46. Creation and spread of the preterite ending -ek (or -k after a vowel) < -ech, contaminated with -(ś)ḿ as well as with the aorist form of the auxiliary verb bych in the south-wst: nosiłek, byłak; elsewhere -em (-m after a vowel), which can voice the stem: zaniuzem, zanius. This form could be a reduction of -chm(y)

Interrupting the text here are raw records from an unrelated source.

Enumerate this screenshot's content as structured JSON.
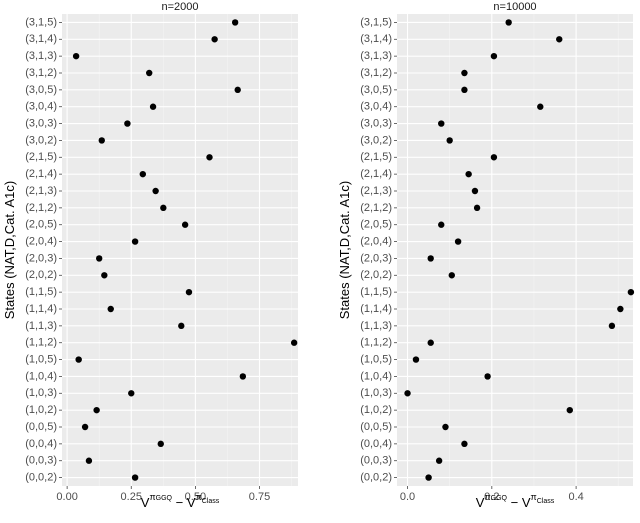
{
  "chart_data": [
    {
      "type": "scatter",
      "title": "n=2000",
      "ylabel": "States (NAT,D,Cat. A1c)",
      "xlabel": {
        "base": "V",
        "term1": "π",
        "term1_sub": "GGQ",
        "minus": " − ",
        "term2": "V",
        "term2_sup": "π",
        "term2_sub": "Class"
      },
      "xlim": [
        -0.02,
        0.9
      ],
      "xticks": [
        0.0,
        0.25,
        0.5,
        0.75
      ],
      "xtick_labels": [
        "0.00",
        "0.25",
        "0.50",
        "0.75"
      ],
      "categories": [
        "(0,0,2)",
        "(0,0,3)",
        "(0,0,4)",
        "(0,0,5)",
        "(1,0,2)",
        "(1,0,3)",
        "(1,0,4)",
        "(1,0,5)",
        "(1,1,2)",
        "(1,1,3)",
        "(1,1,4)",
        "(1,1,5)",
        "(2,0,2)",
        "(2,0,3)",
        "(2,0,4)",
        "(2,0,5)",
        "(2,1,2)",
        "(2,1,3)",
        "(2,1,4)",
        "(2,1,5)",
        "(3,0,2)",
        "(3,0,3)",
        "(3,0,4)",
        "(3,0,5)",
        "(3,1,2)",
        "(3,1,3)",
        "(3,1,4)",
        "(3,1,5)"
      ],
      "values": [
        0.265,
        0.085,
        0.365,
        0.07,
        0.115,
        0.25,
        0.685,
        0.045,
        0.885,
        0.445,
        0.17,
        0.475,
        0.145,
        0.125,
        0.265,
        0.46,
        0.375,
        0.345,
        0.295,
        0.555,
        0.135,
        0.235,
        0.335,
        0.665,
        0.32,
        0.035,
        0.575,
        0.655
      ],
      "grid": true
    },
    {
      "type": "scatter",
      "title": "n=10000",
      "ylabel": "States (NAT,D,Cat. A1c)",
      "xlabel": {
        "base": "V",
        "term1": "π",
        "term1_sub": "GGQ",
        "minus": " − ",
        "term2": "V",
        "term2_sup": "π",
        "term2_sub": "Class"
      },
      "xlim": [
        -0.025,
        0.535
      ],
      "xticks": [
        0.0,
        0.2,
        0.4
      ],
      "xtick_labels": [
        "0.0",
        "0.2",
        "0.4"
      ],
      "categories": [
        "(0,0,2)",
        "(0,0,3)",
        "(0,0,4)",
        "(0,0,5)",
        "(1,0,2)",
        "(1,0,3)",
        "(1,0,4)",
        "(1,0,5)",
        "(1,1,2)",
        "(1,1,3)",
        "(1,1,4)",
        "(1,1,5)",
        "(2,0,2)",
        "(2,0,3)",
        "(2,0,4)",
        "(2,0,5)",
        "(2,1,2)",
        "(2,1,3)",
        "(2,1,4)",
        "(2,1,5)",
        "(3,0,2)",
        "(3,0,3)",
        "(3,0,4)",
        "(3,0,5)",
        "(3,1,2)",
        "(3,1,3)",
        "(3,1,4)",
        "(3,1,5)"
      ],
      "values": [
        0.05,
        0.075,
        0.135,
        0.09,
        0.385,
        0.0,
        0.19,
        0.02,
        0.055,
        0.485,
        0.505,
        0.53,
        0.105,
        0.055,
        0.12,
        0.08,
        0.165,
        0.16,
        0.145,
        0.205,
        0.1,
        0.08,
        0.315,
        0.135,
        0.135,
        0.205,
        0.36,
        0.24
      ],
      "grid": true
    }
  ]
}
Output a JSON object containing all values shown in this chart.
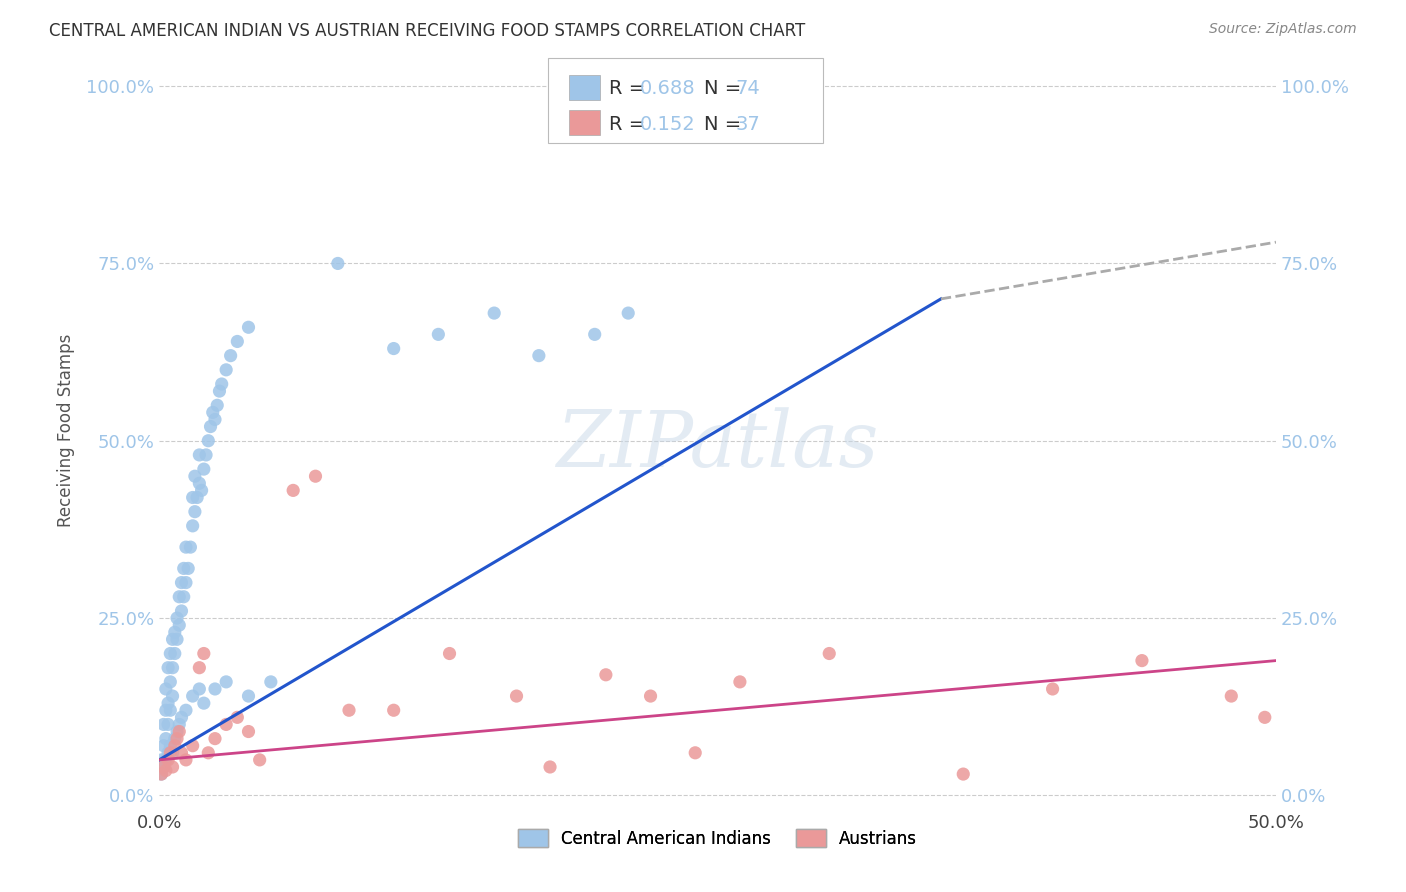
{
  "title": "CENTRAL AMERICAN INDIAN VS AUSTRIAN RECEIVING FOOD STAMPS CORRELATION CHART",
  "source": "Source: ZipAtlas.com",
  "ylabel": "Receiving Food Stamps",
  "xlim": [
    0.0,
    0.5
  ],
  "ylim": [
    -0.02,
    1.05
  ],
  "ytick_vals": [
    0.0,
    0.25,
    0.5,
    0.75,
    1.0
  ],
  "ytick_labels": [
    "0.0%",
    "25.0%",
    "50.0%",
    "75.0%",
    "100.0%"
  ],
  "xtick_vals": [
    0.0,
    0.5
  ],
  "xtick_labels": [
    "0.0%",
    "50.0%"
  ],
  "grid_color": "#cccccc",
  "background_color": "#ffffff",
  "watermark": "ZIPatlas",
  "blue_color": "#9fc5e8",
  "pink_color": "#ea9999",
  "blue_line_color": "#2255cc",
  "pink_line_color": "#cc4488",
  "dashed_line_color": "#aaaaaa",
  "blue_scatter": [
    [
      0.001,
      0.05
    ],
    [
      0.002,
      0.07
    ],
    [
      0.002,
      0.1
    ],
    [
      0.003,
      0.08
    ],
    [
      0.003,
      0.12
    ],
    [
      0.003,
      0.15
    ],
    [
      0.004,
      0.1
    ],
    [
      0.004,
      0.13
    ],
    [
      0.004,
      0.18
    ],
    [
      0.005,
      0.12
    ],
    [
      0.005,
      0.16
    ],
    [
      0.005,
      0.2
    ],
    [
      0.006,
      0.14
    ],
    [
      0.006,
      0.18
    ],
    [
      0.006,
      0.22
    ],
    [
      0.007,
      0.2
    ],
    [
      0.007,
      0.23
    ],
    [
      0.008,
      0.22
    ],
    [
      0.008,
      0.25
    ],
    [
      0.009,
      0.24
    ],
    [
      0.009,
      0.28
    ],
    [
      0.01,
      0.26
    ],
    [
      0.01,
      0.3
    ],
    [
      0.011,
      0.28
    ],
    [
      0.011,
      0.32
    ],
    [
      0.012,
      0.3
    ],
    [
      0.012,
      0.35
    ],
    [
      0.013,
      0.32
    ],
    [
      0.014,
      0.35
    ],
    [
      0.015,
      0.38
    ],
    [
      0.015,
      0.42
    ],
    [
      0.016,
      0.4
    ],
    [
      0.016,
      0.45
    ],
    [
      0.017,
      0.42
    ],
    [
      0.018,
      0.44
    ],
    [
      0.018,
      0.48
    ],
    [
      0.019,
      0.43
    ],
    [
      0.02,
      0.46
    ],
    [
      0.021,
      0.48
    ],
    [
      0.022,
      0.5
    ],
    [
      0.023,
      0.52
    ],
    [
      0.024,
      0.54
    ],
    [
      0.025,
      0.53
    ],
    [
      0.026,
      0.55
    ],
    [
      0.027,
      0.57
    ],
    [
      0.028,
      0.58
    ],
    [
      0.03,
      0.6
    ],
    [
      0.032,
      0.62
    ],
    [
      0.035,
      0.64
    ],
    [
      0.04,
      0.66
    ],
    [
      0.001,
      0.03
    ],
    [
      0.002,
      0.04
    ],
    [
      0.003,
      0.05
    ],
    [
      0.004,
      0.06
    ],
    [
      0.005,
      0.07
    ],
    [
      0.006,
      0.06
    ],
    [
      0.007,
      0.08
    ],
    [
      0.008,
      0.09
    ],
    [
      0.009,
      0.1
    ],
    [
      0.01,
      0.11
    ],
    [
      0.012,
      0.12
    ],
    [
      0.015,
      0.14
    ],
    [
      0.018,
      0.15
    ],
    [
      0.02,
      0.13
    ],
    [
      0.025,
      0.15
    ],
    [
      0.03,
      0.16
    ],
    [
      0.04,
      0.14
    ],
    [
      0.05,
      0.16
    ],
    [
      0.08,
      0.75
    ],
    [
      0.105,
      0.63
    ],
    [
      0.125,
      0.65
    ],
    [
      0.15,
      0.68
    ],
    [
      0.17,
      0.62
    ],
    [
      0.195,
      0.65
    ],
    [
      0.21,
      0.68
    ]
  ],
  "pink_scatter": [
    [
      0.001,
      0.03
    ],
    [
      0.002,
      0.04
    ],
    [
      0.003,
      0.035
    ],
    [
      0.004,
      0.05
    ],
    [
      0.005,
      0.06
    ],
    [
      0.006,
      0.04
    ],
    [
      0.007,
      0.07
    ],
    [
      0.008,
      0.08
    ],
    [
      0.009,
      0.09
    ],
    [
      0.01,
      0.06
    ],
    [
      0.012,
      0.05
    ],
    [
      0.015,
      0.07
    ],
    [
      0.018,
      0.18
    ],
    [
      0.02,
      0.2
    ],
    [
      0.022,
      0.06
    ],
    [
      0.025,
      0.08
    ],
    [
      0.03,
      0.1
    ],
    [
      0.035,
      0.11
    ],
    [
      0.04,
      0.09
    ],
    [
      0.045,
      0.05
    ],
    [
      0.06,
      0.43
    ],
    [
      0.07,
      0.45
    ],
    [
      0.085,
      0.12
    ],
    [
      0.105,
      0.12
    ],
    [
      0.13,
      0.2
    ],
    [
      0.16,
      0.14
    ],
    [
      0.175,
      0.04
    ],
    [
      0.2,
      0.17
    ],
    [
      0.22,
      0.14
    ],
    [
      0.24,
      0.06
    ],
    [
      0.26,
      0.16
    ],
    [
      0.3,
      0.2
    ],
    [
      0.36,
      0.03
    ],
    [
      0.4,
      0.15
    ],
    [
      0.44,
      0.19
    ],
    [
      0.48,
      0.14
    ],
    [
      0.495,
      0.11
    ]
  ],
  "blue_line_solid": [
    [
      0.0,
      0.05
    ],
    [
      0.35,
      0.7
    ]
  ],
  "blue_line_dashed": [
    [
      0.35,
      0.7
    ],
    [
      0.5,
      0.78
    ]
  ],
  "pink_line": [
    [
      0.0,
      0.05
    ],
    [
      0.5,
      0.19
    ]
  ]
}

47. Creation of the first person plural preteriate ending -chmy via contamination -(je)sm + (by)chom and under the influence of the pronoun my: nieślichmy. In some Lesser Poland subdialects, -sm > -śḿ under influence of -ś, -ście
48. Rise of masculine personal nouns, except in a large number of subdialects where the gender disappeared.